Hi. Excuse mi English.
The main difference using curves is that you always get full white reflectivity on glancing angles. Using a color, you don´t get 100% (Beacuse colors can´t be 255-255-255). But to be honest sometimes, the difference it´s barely noticeable. Here is an example i made to illustrate.
All metals have "tinted" reflection (specular reflections are´t equal in all wavelengths), but the effect in some of them is barely noticeable.
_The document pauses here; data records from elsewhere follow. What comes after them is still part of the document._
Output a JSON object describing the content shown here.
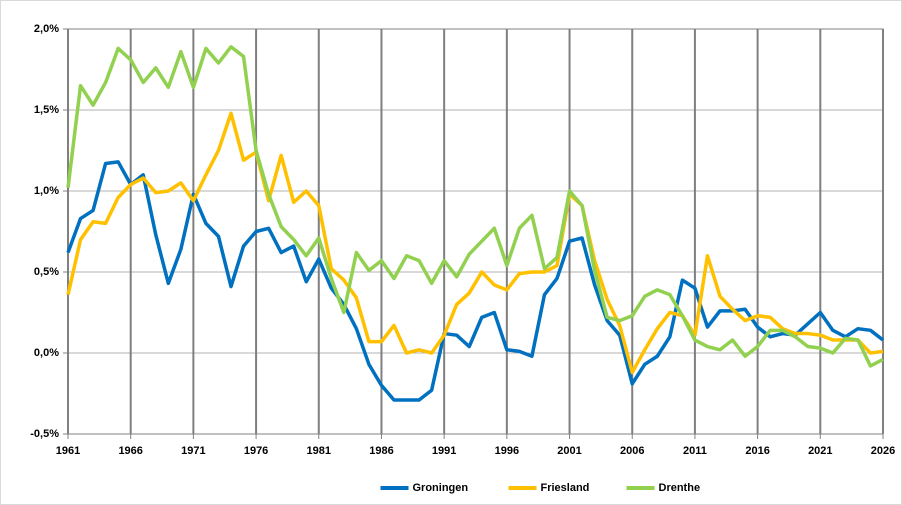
{
  "chart_data": {
    "type": "line",
    "x": [
      1961,
      1962,
      1963,
      1964,
      1965,
      1966,
      1967,
      1968,
      1969,
      1970,
      1971,
      1972,
      1973,
      1974,
      1975,
      1976,
      1977,
      1978,
      1979,
      1980,
      1981,
      1982,
      1983,
      1984,
      1985,
      1986,
      1987,
      1988,
      1989,
      1990,
      1991,
      1992,
      1993,
      1994,
      1995,
      1996,
      1997,
      1998,
      1999,
      2000,
      2001,
      2002,
      2003,
      2004,
      2005,
      2006,
      2007,
      2008,
      2009,
      2010,
      2011,
      2012,
      2013,
      2014,
      2015,
      2016,
      2017,
      2018,
      2019,
      2020,
      2021,
      2022,
      2023,
      2024,
      2025,
      2026
    ],
    "xlim": [
      1961,
      2026
    ],
    "xticks": [
      1961,
      1966,
      1971,
      1976,
      1981,
      1986,
      1991,
      1996,
      2001,
      2006,
      2011,
      2016,
      2021,
      2026
    ],
    "ylim": [
      -0.5,
      2.0
    ],
    "yticks": [
      {
        "value": -0.5,
        "label": "-0,5%"
      },
      {
        "value": 0.0,
        "label": "0,0%"
      },
      {
        "value": 0.5,
        "label": "0,5%"
      },
      {
        "value": 1.0,
        "label": "1,0%"
      },
      {
        "value": 1.5,
        "label": "1,5%"
      },
      {
        "value": 2.0,
        "label": "2,0%"
      }
    ],
    "grid": true,
    "legend": "bottom",
    "series": [
      {
        "name": "Groningen",
        "color": "#0070c0",
        "values": [
          0.62,
          0.83,
          0.88,
          1.17,
          1.18,
          1.04,
          1.1,
          0.73,
          0.43,
          0.64,
          0.98,
          0.8,
          0.72,
          0.41,
          0.66,
          0.75,
          0.77,
          0.62,
          0.66,
          0.44,
          0.58,
          0.4,
          0.3,
          0.15,
          -0.07,
          -0.2,
          -0.29,
          -0.29,
          -0.29,
          -0.23,
          0.12,
          0.11,
          0.04,
          0.22,
          0.25,
          0.02,
          0.01,
          -0.02,
          0.36,
          0.46,
          0.69,
          0.71,
          0.42,
          0.2,
          0.11,
          -0.19,
          -0.07,
          -0.02,
          0.1,
          0.45,
          0.4,
          0.16,
          0.26,
          0.26,
          0.27,
          0.16,
          0.1,
          0.12,
          0.11,
          0.18,
          0.25,
          0.14,
          0.1,
          0.15,
          0.14,
          0.08
        ]
      },
      {
        "name": "Friesland",
        "color": "#ffc000",
        "values": [
          0.36,
          0.7,
          0.81,
          0.8,
          0.96,
          1.04,
          1.08,
          0.99,
          1.0,
          1.05,
          0.94,
          1.1,
          1.25,
          1.48,
          1.19,
          1.24,
          0.94,
          1.22,
          0.93,
          1.0,
          0.91,
          0.52,
          0.45,
          0.34,
          0.07,
          0.07,
          0.17,
          0.0,
          0.02,
          0.0,
          0.11,
          0.3,
          0.37,
          0.5,
          0.42,
          0.39,
          0.49,
          0.5,
          0.5,
          0.54,
          0.98,
          0.91,
          0.57,
          0.33,
          0.17,
          -0.12,
          0.02,
          0.15,
          0.25,
          0.23,
          0.11,
          0.6,
          0.35,
          0.27,
          0.2,
          0.23,
          0.22,
          0.15,
          0.12,
          0.12,
          0.11,
          0.08,
          0.08,
          0.08,
          0.0,
          0.01
        ]
      },
      {
        "name": "Drenthe",
        "color": "#92d050",
        "values": [
          1.02,
          1.65,
          1.53,
          1.67,
          1.88,
          1.81,
          1.67,
          1.76,
          1.64,
          1.86,
          1.64,
          1.88,
          1.79,
          1.89,
          1.83,
          1.25,
          0.98,
          0.78,
          0.7,
          0.6,
          0.71,
          0.46,
          0.25,
          0.62,
          0.51,
          0.57,
          0.46,
          0.6,
          0.57,
          0.43,
          0.57,
          0.47,
          0.61,
          0.69,
          0.77,
          0.54,
          0.77,
          0.85,
          0.52,
          0.59,
          1.0,
          0.91,
          0.51,
          0.22,
          0.2,
          0.23,
          0.35,
          0.39,
          0.36,
          0.23,
          0.08,
          0.04,
          0.02,
          0.08,
          -0.02,
          0.04,
          0.14,
          0.14,
          0.1,
          0.04,
          0.03,
          0.0,
          0.09,
          0.08,
          -0.08,
          -0.04
        ]
      }
    ]
  }
}
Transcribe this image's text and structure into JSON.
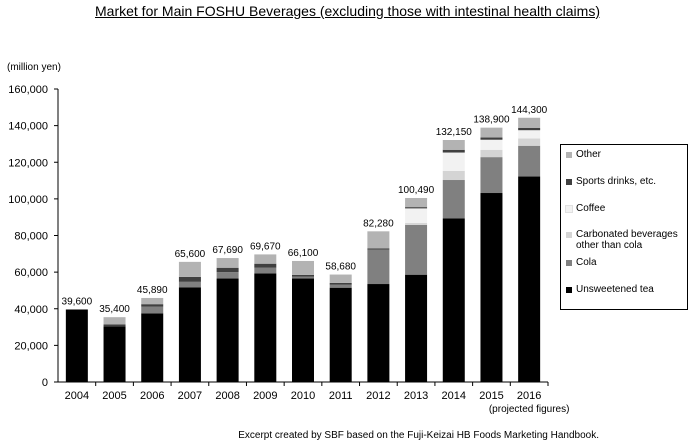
{
  "chart_data": {
    "type": "bar",
    "stacked": true,
    "title": "Market for Main FOSHU Beverages (excluding those with intestinal health claims)",
    "ylabel": "(million yen)",
    "ylim": [
      0,
      160000
    ],
    "yticks": [
      0,
      20000,
      40000,
      60000,
      80000,
      100000,
      120000,
      140000,
      160000
    ],
    "ytick_labels": [
      "0",
      "20,000",
      "40,000",
      "60,000",
      "80,000",
      "100,000",
      "120,000",
      "140,000",
      "160,000"
    ],
    "categories": [
      "2004",
      "2005",
      "2006",
      "2007",
      "2008",
      "2009",
      "2010",
      "2011",
      "2012",
      "2013",
      "2014",
      "2015",
      "2016"
    ],
    "category_note": "(projected figures)",
    "totals": [
      "39,600",
      "35,400",
      "45,890",
      "65,600",
      "67,690",
      "69,670",
      "66,100",
      "58,680",
      "82,280",
      "100,490",
      "132,150",
      "138,900",
      "144,300"
    ],
    "series": [
      {
        "name": "Unsweetened tea",
        "color": "#000000",
        "values": [
          39600,
          30400,
          37500,
          51600,
          56500,
          59300,
          56500,
          51500,
          53500,
          58600,
          89300,
          103200,
          112200
        ]
      },
      {
        "name": "Cola",
        "color": "#808080",
        "values": [
          0,
          0,
          3700,
          3100,
          3500,
          3100,
          1000,
          1600,
          18800,
          27200,
          21000,
          19600,
          16800
        ]
      },
      {
        "name": "Carbonated beverages\nother than cola",
        "color": "#d4d4d4",
        "values": [
          0,
          0,
          0,
          0,
          0,
          0,
          0,
          0,
          0,
          1000,
          5000,
          4000,
          4000
        ]
      },
      {
        "name": "Coffee",
        "color": "#f2f2f2",
        "values": [
          0,
          0,
          0,
          0,
          0,
          0,
          0,
          0,
          0,
          8000,
          10000,
          5500,
          4500
        ]
      },
      {
        "name": "Sports drinks, etc.",
        "color": "#404040",
        "values": [
          0,
          1000,
          1300,
          2700,
          2400,
          2200,
          1000,
          1000,
          700,
          700,
          1500,
          1200,
          1200
        ]
      },
      {
        "name": "Other",
        "color": "#b3b3b3",
        "values": [
          0,
          4000,
          3390,
          8200,
          5290,
          5070,
          7600,
          4580,
          9280,
          4990,
          5350,
          5400,
          5600
        ]
      }
    ],
    "legend_position": "right",
    "source": "Excerpt created by SBF based on the Fuji-Keizai HB Foods Marketing Handbook."
  }
}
The most important ones are: Chromium, Platinum, Nickel, Titanium, Copper, Iron, Gold, Cobalt.
Aluminium and Silver are almost white.
Light wave have 2 different polarization, these Red and Blue curves in your graphic represent those polarization and the green one the "approximate" medium value, the one you should use.
To get the reflectivity by color, you need to introduce 3 (because you want to translate to a RGB sistem) diferent light wavelength in
http://refractiveindex.info/. Blue 0.440 / Green 0.510 / Red 0.650 (approximately, light it´s not that simple) and use ONLY the green curve of each one (you can see the example of gold in mi image).
Another different question is if all of this really pay off. Sometimes you can get almost the same result using a single color in a fraction of the time you need to spend tweaking the curves, and almost always you need to adjust by eye in both cases. It´s an excellent exercise to better understand light but you must decide if it is efficient.